Montant des travaux : 35.000 euros, financés par l’état, la compagnie nationale du Rhône, et les collectivités locales. "Ce qu'il faut comprendre, c'est que la quantité d'eau ne diminue pas forcément sur l'année, par contre, elle tombe très différemment et on a des grandes périodes de sécheresse. L'enjeu de ces techniques plutôt ancestrales, c'est de faire en sorte que quand l'eau tombe, elle puisse être retenue pour permettre de s'infiltrer plus doucement. C'est l'intérêt de ces rigoles" explique Jacques Dubay, Maire (SE) de Saint-Péray et président de la Communauté de communes Rhône Crussol.

En complément, Clément Damiens a planté 2 000 arbustes juste à côté sur les 2 km de canaux. 
"Il y a une trentaine de variétés d'arbres au total pour ramener de la biodiversité, couper un peu du vent et permettre un meilleur stockage de l'eau avec une meilleure redistribution des différents nutriments".

Cette technique pour récupérer les eaux de pluie est une première en Ardèche.
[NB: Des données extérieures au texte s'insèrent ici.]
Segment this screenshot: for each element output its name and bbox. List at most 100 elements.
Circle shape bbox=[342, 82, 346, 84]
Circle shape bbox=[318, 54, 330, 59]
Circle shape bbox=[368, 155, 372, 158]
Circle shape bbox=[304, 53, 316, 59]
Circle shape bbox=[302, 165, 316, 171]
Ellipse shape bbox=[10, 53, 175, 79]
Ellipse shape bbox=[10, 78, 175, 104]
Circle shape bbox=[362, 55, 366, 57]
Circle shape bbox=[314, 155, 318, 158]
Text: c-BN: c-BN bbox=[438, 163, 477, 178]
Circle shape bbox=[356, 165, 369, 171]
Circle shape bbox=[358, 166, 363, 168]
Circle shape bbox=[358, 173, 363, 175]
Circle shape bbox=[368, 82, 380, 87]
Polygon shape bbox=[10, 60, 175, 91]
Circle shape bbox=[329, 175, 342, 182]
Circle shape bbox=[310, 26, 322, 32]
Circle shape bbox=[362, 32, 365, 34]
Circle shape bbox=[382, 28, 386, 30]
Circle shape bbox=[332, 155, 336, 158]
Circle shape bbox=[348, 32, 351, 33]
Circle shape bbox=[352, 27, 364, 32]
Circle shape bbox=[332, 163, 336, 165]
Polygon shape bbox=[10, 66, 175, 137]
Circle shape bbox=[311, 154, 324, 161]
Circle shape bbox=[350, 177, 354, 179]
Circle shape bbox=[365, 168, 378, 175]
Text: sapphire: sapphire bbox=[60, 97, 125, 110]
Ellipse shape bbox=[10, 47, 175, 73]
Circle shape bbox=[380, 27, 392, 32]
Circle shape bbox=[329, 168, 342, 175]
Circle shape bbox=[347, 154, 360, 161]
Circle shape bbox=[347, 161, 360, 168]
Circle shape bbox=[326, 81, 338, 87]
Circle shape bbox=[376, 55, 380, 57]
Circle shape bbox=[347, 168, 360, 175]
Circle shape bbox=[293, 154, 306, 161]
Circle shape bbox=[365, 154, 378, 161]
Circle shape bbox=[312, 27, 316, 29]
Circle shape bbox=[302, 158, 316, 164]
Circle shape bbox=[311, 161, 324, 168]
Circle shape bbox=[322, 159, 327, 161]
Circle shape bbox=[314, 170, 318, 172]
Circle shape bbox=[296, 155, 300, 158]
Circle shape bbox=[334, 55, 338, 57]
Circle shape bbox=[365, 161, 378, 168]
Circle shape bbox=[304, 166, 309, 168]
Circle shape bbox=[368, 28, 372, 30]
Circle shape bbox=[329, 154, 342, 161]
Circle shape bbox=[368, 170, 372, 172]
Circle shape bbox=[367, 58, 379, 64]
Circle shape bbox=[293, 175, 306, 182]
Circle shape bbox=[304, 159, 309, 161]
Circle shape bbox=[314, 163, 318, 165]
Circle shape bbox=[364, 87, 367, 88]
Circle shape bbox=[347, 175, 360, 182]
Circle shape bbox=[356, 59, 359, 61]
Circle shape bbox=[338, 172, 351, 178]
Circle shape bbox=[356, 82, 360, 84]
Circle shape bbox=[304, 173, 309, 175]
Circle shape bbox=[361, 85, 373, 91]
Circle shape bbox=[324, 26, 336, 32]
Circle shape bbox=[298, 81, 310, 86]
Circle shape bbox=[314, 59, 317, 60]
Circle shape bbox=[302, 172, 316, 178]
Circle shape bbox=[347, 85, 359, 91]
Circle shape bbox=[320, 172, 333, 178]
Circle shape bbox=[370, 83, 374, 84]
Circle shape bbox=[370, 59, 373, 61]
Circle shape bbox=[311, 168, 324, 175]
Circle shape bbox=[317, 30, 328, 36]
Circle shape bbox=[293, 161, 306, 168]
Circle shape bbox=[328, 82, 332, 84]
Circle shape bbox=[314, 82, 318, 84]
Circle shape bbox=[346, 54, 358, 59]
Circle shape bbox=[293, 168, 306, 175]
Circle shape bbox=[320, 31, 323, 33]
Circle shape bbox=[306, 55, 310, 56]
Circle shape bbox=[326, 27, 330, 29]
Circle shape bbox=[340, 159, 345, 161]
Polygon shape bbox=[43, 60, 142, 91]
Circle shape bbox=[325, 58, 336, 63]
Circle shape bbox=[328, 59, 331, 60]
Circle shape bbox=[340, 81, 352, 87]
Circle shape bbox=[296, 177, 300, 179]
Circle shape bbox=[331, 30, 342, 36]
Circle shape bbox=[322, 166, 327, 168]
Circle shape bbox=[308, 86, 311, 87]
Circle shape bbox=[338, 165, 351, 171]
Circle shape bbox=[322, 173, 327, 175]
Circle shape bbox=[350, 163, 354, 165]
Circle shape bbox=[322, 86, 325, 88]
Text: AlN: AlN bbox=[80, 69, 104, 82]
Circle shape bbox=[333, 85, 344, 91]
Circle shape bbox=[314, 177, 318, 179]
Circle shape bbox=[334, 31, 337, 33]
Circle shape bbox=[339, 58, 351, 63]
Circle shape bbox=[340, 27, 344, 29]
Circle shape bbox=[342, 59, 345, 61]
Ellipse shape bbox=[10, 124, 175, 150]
Trois autres éleveurs sont déjà intéressés par l'expérimentation. Plus simple à mettre en place que la retenue collinaire, elle lui est complémentaire. C'est juste un plus. Elle ne peut la remplacer. Ce ne peut être la solution finale, mais elle fait partie du panel d'expérimentations encourageantes mises en place dans le monde agricole pour lutter contre la sécheresse.